Tropical storm Debby has all the earmarks of a trickster. She formed in the Gulf of Mexico last week, the first time since record keeping of storms began in 1851 that there have been four named storms in June.
Initially, the National Hurricane Center predicted that she would strike somewhere along the Louisiana or Texas coast. There was apparently a system to the northwest of the storm that the meteorologists believed would sweep Debby up, propelling her toward those states. But Debby had a few tricks up her sleeve. She decided to linger in the gulf and stopped moving at all. A stationary storm often strengthens and usually drives meteorologists nuts as they try to figure out where the storm will go.

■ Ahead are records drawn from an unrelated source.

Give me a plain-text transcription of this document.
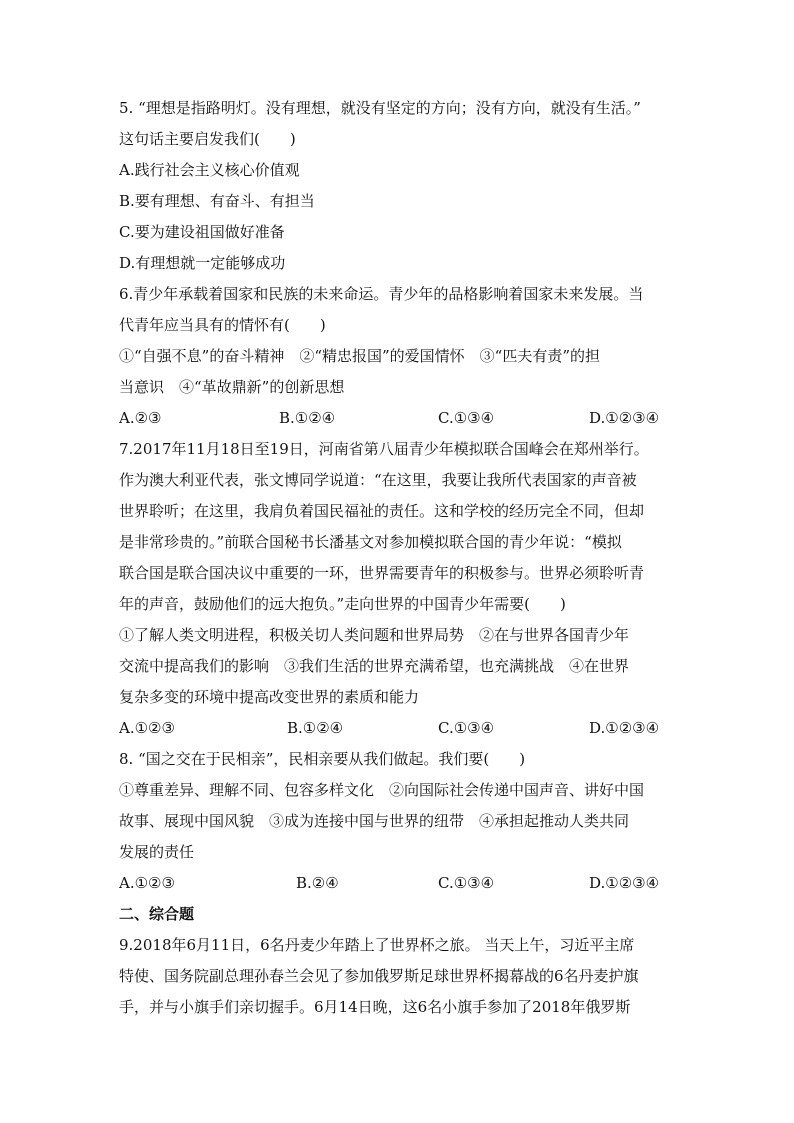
5. “理想是指路明灯。没有理想，就没有坚定的方向；没有方向，就没有生活。”
这句话主要启发我们(　　)
A.践行社会主义核心价值观
B.要有理想、有奋斗、有担当
C.要为建设祖国做好准备
D.有理想就一定能够成功
6.青少年承载着国家和民族的未来命运。青少年的品格影响着国家未来发展。当
代青年应当具有的情怀有(　　)
①“自强不息”的奋斗精神　②“精忠报国”的爱国情怀　③“匹夫有责”的担
当意识　④“革故鼎新”的创新思想
A.②③	B.①②④	C.①③④	D.①②③④
7.2017年11月18日至19日，河南省第八届青少年模拟联合国峰会在郑州举行。
作为澳大利亚代表，张文博同学说道：“在这里，我要让我所代表国家的声音被
世界聆听；在这里，我肩负着国民福祉的责任。这和学校的经历完全不同，但却
是非常珍贵的。”前联合国秘书长潘基文对参加模拟联合国的青少年说：“模拟
联合国是联合国决议中重要的一环，世界需要青年的积极参与。世界必须聆听青
年的声音，鼓励他们的远大抱负。”走向世界的中国青少年需要(　　)
①了解人类文明进程，积极关切人类问题和世界局势　②在与世界各国青少年
交流中提高我们的影响　③我们生活的世界充满希望，也充满挑战　④在世界
复杂多变的环境中提高改变世界的素质和能力
A.①②③	B.①②④	C.①③④	D.①②③④
8. “国之交在于民相亲”，民相亲要从我们做起。我们要(　　)
①尊重差异、理解不同、包容多样文化　②向国际社会传递中国声音、讲好中国
故事、展现中国风貌　③成为连接中国与世界的纽带　④承担起推动人类共同
发展的责任
A.①②③	B.②④	C.①③④	D.①②③④
二、综合题
9.2018年6月11日，6名丹麦少年踏上了世界杯之旅。 当天上午，习近平主席
特使、国务院副总理孙春兰会见了参加俄罗斯足球世界杯揭幕战的6名丹麦护旗
手，并与小旗手们亲切握手。6月14日晚，这6名小旗手参加了2018年俄罗斯
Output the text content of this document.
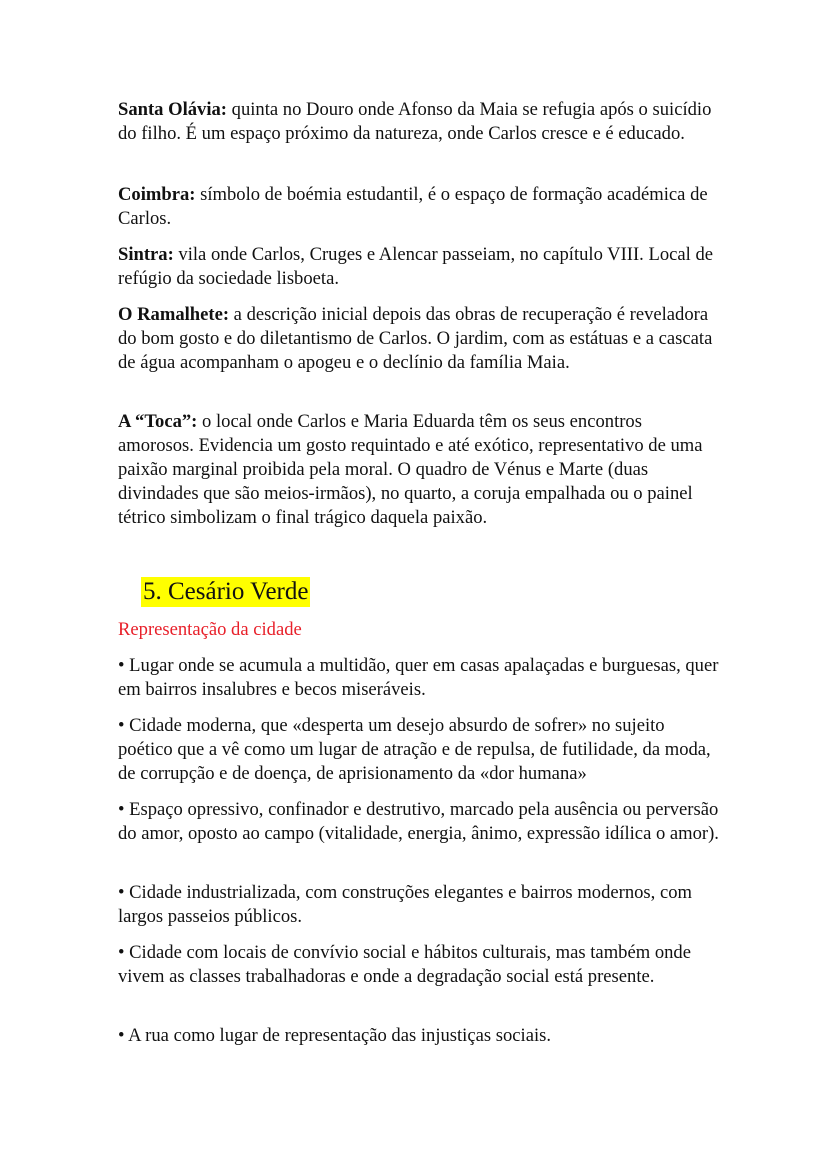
Santa Olávia: quinta no Douro onde Afonso da Maia se refugia após o suicídio do filho. É um espaço próximo da natureza, onde Carlos cresce e é educado.

Coimbra: símbolo de boémia estudantil, é o espaço de formação académica de Carlos.

Sintra: vila onde Carlos, Cruges e Alencar passeiam, no capítulo VIII. Local de refúgio da sociedade lisboeta.

O Ramalhete: a descrição inicial depois das obras de recuperação é reveladora do bom gosto e do diletantismo de Carlos. O jardim, com as estátuas e a cascata de água acompanham o apogeu e o declínio da família Maia.

A “Toca”: o local onde Carlos e Maria Eduarda têm os seus encontros amorosos. Evidencia um gosto requintado e até exótico, representativo de uma paixão marginal proibida pela moral. O quadro de Vénus e Marte (duas divindades que são meios-irmãos), no quarto, a coruja empalhada ou o painel tétrico simbolizam o final trágico daquela paixão.

5. Cesário Verde
Representação da cidade

• Lugar onde se acumula a multidão, quer em casas apalaçadas e burguesas, quer em bairros insalubres e becos miseráveis.

• Cidade moderna, que «desperta um desejo absurdo de sofrer» no sujeito poético que a vê como um lugar de atração e de repulsa, de futilidade, da moda, de corrupção e de doença, de aprisionamento da «dor humana»

• Espaço opressivo, confinador e destrutivo, marcado pela ausência ou perversão do amor, oposto ao campo (vitalidade, energia, ânimo, expressão idílica o amor).

• Cidade industrializada, com construções elegantes e bairros modernos, com largos passeios públicos.

• Cidade com locais de convívio social e hábitos culturais, mas também onde vivem as classes trabalhadoras e onde a degradação social está presente.

• A rua como lugar de representação das injustiças sociais.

While Debby was stationary, powerful bands of rain have been pummeling the state. At one point on Sunday (June 24), Florida was invisible on the radar, covered with bands of green, yellow and red. Tropical storm force winds extend 230 miles from Debby’s center, so many parts of the state are already under flood watches – and tornado warnings.
As of this morning, June 25, Debby’s predicted path had done a 180. She’s now headed for Florida’s west coast, somewhere near Tampa, and is expected to cross the state and exit into the Atlantic. In her slow, tortuous journey, she’s expected to dump about 20 inches of rain. Parts of the state are already flooded, 35,000 homes and businesses are without power, and two dozen tornadoes have touched down in various counties and done some damage. So, the governor has declared a state of emergency, which means all state agencies can immediately provide help to any county governments that request it.
Our back yard, though, loves the two inches of rain our area got yesterday.
And our daughter took a photo of a guy windsurfing on the lake at her dog park in Orlando.
Accuweather meteorologists are concerned that Debby could re-intensify once she hits the Atlantic, and then strike the east coast of Florida. Now that would be the ultimate trickster ploy. In the meantime, we’re enjoying the fact that our drought is definitely over.